Peptides targeting angiogenesis could be reconsidered as agents with the potential to enhance the efficacy of immunotherapy. Recent preclinical and clinical studies have demonstrated the synergistic effect of immune checkpoint inhibitors and antiangiogenetic agents, which is explained by the concept of vascular normalization [172]. In tumors, overexpression of proangiogenic factors such as VEGF triggers the generation of abnormal blood vessels characterized by low pericyte coverage, loose cell junctions, and disrupted basement membrane. The hyperpermeable vasculature leads to poor perfusion of blood in the tumor, forming a hypoxic and acidic environment. Hypoxia modifies the TME into an immunosuppressive environment by several mechanisms such as expression of chemotactic factors recruiting Tregs and MDSCs, polarizing macrophages to an immunosuppressive phenotype, and further upregulation of VEGF which downregulates antitumoral immunity by inhibition of DC maturation. The inefficient vascular network hinders the delivery of drugs and immune cells to tumors which further contributes to the evasion of cancer cells from immunity [172-174]. Administrating low doses of antiangiogenic drugs would normalize the vasculature and improve blood perfusion in the tumor, which would alleviate hypoxia and its immunosuppressive effect [173]. Therefore, optimal dosing of antiangiogenic peptides may enhance antitumoral immunity. Indeed, Mirando et al. demonstrated that the administration of antiangiogenic integrin-binding peptide AXT201 in 4 T1 breast cancer leads to the decrease of Tregs and MDSCs and increase of activated T cells in the tumor [175]. Other antiangiogenic peptides, summarized by Rosca et al. [176] or Karagiannis and Popel [177], might also exert immunomodulating activities.

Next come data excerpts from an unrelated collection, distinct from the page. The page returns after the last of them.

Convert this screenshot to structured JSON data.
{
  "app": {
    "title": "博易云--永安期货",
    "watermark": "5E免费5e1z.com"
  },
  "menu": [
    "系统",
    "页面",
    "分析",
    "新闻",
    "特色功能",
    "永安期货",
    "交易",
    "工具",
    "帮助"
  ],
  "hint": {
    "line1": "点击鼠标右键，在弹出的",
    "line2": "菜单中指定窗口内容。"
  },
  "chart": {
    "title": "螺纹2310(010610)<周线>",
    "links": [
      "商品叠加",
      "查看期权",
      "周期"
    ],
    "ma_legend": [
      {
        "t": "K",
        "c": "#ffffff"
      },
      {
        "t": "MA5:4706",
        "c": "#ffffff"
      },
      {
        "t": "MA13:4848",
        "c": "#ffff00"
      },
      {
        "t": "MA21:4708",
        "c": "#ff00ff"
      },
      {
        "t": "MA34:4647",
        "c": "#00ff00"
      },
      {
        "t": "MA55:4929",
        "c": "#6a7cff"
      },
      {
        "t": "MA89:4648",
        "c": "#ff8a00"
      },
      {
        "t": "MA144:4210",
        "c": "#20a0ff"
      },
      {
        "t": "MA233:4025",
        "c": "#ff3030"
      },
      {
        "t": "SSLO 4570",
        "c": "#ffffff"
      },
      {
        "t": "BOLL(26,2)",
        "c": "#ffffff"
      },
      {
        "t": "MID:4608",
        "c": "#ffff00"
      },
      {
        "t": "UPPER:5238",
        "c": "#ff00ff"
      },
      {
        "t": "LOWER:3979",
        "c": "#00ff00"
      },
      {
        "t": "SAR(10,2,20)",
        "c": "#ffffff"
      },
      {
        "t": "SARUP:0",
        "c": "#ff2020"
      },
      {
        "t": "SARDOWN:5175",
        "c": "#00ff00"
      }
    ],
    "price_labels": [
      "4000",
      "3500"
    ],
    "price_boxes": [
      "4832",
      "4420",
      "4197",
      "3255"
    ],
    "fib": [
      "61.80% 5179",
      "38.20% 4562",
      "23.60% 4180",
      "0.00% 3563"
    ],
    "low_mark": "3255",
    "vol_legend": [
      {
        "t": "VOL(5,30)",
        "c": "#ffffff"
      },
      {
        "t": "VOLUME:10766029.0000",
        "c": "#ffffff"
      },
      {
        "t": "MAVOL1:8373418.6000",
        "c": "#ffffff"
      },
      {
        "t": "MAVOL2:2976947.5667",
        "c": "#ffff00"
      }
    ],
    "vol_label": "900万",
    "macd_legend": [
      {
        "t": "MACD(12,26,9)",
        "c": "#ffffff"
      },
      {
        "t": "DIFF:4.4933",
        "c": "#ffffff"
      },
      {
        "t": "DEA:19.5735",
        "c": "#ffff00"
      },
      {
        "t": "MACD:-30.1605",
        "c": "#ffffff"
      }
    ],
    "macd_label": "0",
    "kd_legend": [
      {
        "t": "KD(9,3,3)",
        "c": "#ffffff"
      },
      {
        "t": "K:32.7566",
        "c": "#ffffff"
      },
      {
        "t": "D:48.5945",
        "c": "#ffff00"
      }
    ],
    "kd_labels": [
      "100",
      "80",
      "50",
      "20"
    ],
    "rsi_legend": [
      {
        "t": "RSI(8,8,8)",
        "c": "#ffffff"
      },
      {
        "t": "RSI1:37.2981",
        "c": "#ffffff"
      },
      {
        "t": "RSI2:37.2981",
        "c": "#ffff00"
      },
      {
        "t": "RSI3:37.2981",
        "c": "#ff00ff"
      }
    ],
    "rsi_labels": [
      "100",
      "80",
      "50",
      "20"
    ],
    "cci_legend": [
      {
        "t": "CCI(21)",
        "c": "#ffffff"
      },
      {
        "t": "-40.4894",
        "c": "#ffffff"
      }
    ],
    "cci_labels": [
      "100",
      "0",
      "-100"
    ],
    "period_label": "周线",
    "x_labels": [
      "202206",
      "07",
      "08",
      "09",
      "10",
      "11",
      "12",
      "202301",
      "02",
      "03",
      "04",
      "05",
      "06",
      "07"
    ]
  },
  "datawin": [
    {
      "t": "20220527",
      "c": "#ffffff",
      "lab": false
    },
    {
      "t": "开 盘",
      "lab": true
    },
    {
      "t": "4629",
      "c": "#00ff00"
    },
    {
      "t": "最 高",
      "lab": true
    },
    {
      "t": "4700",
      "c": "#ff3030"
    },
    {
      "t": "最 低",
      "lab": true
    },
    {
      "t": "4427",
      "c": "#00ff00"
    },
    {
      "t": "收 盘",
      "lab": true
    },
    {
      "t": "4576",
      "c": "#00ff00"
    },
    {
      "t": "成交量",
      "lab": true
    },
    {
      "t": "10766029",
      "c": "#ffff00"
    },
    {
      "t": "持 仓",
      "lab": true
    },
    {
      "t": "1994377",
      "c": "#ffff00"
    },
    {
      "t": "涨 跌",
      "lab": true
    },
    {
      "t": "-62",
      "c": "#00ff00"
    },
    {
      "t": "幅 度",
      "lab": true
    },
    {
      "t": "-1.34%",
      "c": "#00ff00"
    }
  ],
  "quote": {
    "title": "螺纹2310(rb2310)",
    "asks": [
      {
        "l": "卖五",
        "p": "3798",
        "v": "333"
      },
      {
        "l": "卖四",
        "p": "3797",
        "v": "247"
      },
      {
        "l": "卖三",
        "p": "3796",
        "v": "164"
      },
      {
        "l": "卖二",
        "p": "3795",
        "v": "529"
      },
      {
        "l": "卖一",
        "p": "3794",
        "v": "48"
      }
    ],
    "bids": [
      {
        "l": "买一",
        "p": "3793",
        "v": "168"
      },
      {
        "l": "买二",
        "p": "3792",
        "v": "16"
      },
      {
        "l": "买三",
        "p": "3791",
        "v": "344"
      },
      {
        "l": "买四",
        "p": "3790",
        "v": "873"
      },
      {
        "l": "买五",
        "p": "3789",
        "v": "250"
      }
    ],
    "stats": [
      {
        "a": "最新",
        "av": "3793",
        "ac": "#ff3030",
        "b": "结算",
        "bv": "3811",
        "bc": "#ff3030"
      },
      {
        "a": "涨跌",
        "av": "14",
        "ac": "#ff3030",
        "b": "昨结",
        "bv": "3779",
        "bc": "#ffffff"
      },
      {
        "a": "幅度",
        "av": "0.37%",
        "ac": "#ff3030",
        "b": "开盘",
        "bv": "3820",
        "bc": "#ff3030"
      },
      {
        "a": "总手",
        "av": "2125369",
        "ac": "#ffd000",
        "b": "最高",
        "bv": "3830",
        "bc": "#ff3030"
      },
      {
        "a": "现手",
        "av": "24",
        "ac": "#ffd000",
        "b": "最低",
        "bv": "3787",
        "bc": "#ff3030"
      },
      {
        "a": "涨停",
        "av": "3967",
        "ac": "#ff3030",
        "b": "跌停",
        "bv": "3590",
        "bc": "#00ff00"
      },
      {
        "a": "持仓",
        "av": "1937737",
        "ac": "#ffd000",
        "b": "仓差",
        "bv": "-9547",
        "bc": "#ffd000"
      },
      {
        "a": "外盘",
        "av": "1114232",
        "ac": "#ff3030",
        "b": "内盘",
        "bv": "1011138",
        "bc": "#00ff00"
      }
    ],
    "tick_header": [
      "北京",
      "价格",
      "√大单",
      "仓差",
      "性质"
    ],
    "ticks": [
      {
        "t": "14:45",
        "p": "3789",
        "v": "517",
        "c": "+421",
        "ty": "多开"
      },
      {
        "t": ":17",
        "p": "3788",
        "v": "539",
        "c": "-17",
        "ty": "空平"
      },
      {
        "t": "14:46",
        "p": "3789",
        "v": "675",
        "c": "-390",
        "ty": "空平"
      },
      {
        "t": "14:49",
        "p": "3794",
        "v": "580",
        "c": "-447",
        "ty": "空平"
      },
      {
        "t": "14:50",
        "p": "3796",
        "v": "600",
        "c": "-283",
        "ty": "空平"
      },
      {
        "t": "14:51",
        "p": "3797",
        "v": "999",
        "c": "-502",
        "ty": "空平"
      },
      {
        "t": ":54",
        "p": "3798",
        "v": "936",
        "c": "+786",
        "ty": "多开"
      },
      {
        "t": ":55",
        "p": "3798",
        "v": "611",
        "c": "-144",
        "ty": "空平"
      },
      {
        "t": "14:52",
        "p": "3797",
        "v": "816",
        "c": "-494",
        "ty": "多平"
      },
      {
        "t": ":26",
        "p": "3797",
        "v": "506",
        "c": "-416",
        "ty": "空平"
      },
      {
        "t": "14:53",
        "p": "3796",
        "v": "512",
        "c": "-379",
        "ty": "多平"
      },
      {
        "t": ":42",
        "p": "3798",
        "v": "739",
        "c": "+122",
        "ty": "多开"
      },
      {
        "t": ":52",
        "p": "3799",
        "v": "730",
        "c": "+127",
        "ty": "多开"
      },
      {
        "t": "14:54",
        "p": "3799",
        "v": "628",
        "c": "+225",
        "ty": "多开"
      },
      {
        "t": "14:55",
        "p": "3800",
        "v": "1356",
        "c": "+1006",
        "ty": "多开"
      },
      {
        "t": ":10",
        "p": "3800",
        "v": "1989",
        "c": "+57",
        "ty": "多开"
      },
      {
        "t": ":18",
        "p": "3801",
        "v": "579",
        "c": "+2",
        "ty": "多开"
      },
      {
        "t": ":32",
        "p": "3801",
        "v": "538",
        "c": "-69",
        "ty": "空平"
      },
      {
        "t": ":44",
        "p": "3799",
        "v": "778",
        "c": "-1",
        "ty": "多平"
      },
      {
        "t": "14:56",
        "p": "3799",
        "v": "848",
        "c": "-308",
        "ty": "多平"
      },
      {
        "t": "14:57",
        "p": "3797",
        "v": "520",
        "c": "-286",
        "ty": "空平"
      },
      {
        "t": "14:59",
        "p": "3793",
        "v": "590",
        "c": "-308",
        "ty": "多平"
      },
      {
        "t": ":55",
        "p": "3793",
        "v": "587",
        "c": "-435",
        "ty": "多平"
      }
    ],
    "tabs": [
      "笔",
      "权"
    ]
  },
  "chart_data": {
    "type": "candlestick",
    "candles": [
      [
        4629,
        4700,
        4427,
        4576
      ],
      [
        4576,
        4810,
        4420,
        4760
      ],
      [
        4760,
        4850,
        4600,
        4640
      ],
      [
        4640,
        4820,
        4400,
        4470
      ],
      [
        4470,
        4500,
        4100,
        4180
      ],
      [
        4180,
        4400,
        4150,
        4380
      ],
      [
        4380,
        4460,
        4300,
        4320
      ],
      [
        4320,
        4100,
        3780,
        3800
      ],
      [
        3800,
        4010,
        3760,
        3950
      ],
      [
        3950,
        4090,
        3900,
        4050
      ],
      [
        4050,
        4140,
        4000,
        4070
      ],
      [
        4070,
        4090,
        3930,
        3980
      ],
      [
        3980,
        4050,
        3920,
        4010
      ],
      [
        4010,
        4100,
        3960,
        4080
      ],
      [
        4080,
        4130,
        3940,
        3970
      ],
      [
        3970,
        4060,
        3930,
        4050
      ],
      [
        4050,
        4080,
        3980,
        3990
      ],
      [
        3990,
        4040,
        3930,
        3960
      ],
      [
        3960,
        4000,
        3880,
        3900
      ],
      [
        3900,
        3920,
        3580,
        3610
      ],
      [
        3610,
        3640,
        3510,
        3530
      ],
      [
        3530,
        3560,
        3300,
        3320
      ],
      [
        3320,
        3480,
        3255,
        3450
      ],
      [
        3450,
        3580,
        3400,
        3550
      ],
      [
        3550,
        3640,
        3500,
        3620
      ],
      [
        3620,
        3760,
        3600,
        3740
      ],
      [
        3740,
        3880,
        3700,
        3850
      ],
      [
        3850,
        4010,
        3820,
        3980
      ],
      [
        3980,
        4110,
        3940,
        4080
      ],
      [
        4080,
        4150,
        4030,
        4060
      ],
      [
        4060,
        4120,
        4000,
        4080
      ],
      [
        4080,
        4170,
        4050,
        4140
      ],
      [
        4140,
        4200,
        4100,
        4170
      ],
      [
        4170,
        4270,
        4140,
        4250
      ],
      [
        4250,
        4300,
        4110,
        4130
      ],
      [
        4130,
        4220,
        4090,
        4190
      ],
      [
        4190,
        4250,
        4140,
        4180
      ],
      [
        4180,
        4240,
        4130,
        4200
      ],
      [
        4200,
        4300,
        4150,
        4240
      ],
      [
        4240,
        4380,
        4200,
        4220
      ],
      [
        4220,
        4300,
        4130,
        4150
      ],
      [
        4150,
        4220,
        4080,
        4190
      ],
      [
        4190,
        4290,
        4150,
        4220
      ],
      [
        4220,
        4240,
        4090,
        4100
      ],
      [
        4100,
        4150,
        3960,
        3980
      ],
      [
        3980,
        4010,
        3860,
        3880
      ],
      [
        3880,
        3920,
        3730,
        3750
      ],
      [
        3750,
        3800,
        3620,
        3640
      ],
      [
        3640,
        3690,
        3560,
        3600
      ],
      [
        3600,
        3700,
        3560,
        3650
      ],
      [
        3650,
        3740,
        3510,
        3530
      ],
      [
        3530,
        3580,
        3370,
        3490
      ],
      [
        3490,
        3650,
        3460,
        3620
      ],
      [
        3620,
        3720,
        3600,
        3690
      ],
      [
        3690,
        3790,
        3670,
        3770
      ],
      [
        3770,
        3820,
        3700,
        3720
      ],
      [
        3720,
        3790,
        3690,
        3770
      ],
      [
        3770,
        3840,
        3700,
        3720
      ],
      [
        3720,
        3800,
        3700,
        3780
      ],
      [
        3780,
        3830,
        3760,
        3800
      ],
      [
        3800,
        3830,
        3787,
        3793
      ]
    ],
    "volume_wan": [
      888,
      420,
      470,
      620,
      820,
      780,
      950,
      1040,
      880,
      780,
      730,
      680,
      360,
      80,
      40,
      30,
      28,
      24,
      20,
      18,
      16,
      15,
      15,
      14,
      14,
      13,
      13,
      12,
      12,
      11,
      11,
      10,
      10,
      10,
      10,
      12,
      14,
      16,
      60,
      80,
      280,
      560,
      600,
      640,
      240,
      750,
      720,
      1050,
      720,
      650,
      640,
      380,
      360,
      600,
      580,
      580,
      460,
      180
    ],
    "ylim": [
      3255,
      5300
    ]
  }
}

Although no peptide for cancer immunotherapy and only a few peptides for oncology in general have been approved for clinical usage so far [178], peptides possess valuable characteristics that small molecules and antibodies could not achieve. Poor pharmacokinetics have restricted their clinical applications, but several technologies have been developed to overcome this limitation. As we have seen above, these techniques are already being applied to immunomodulating peptides and further development would lead to success in the clinic. Recently, combination therapy with immune checkpoint inhibitors and other immunomodulating agents are attracting attention to treat cold tumors where monotherapy of immune checkpoint inhibitor is not effective [179]. Determining the optimal combinations of the immunomodulating peptides is another mission for the future.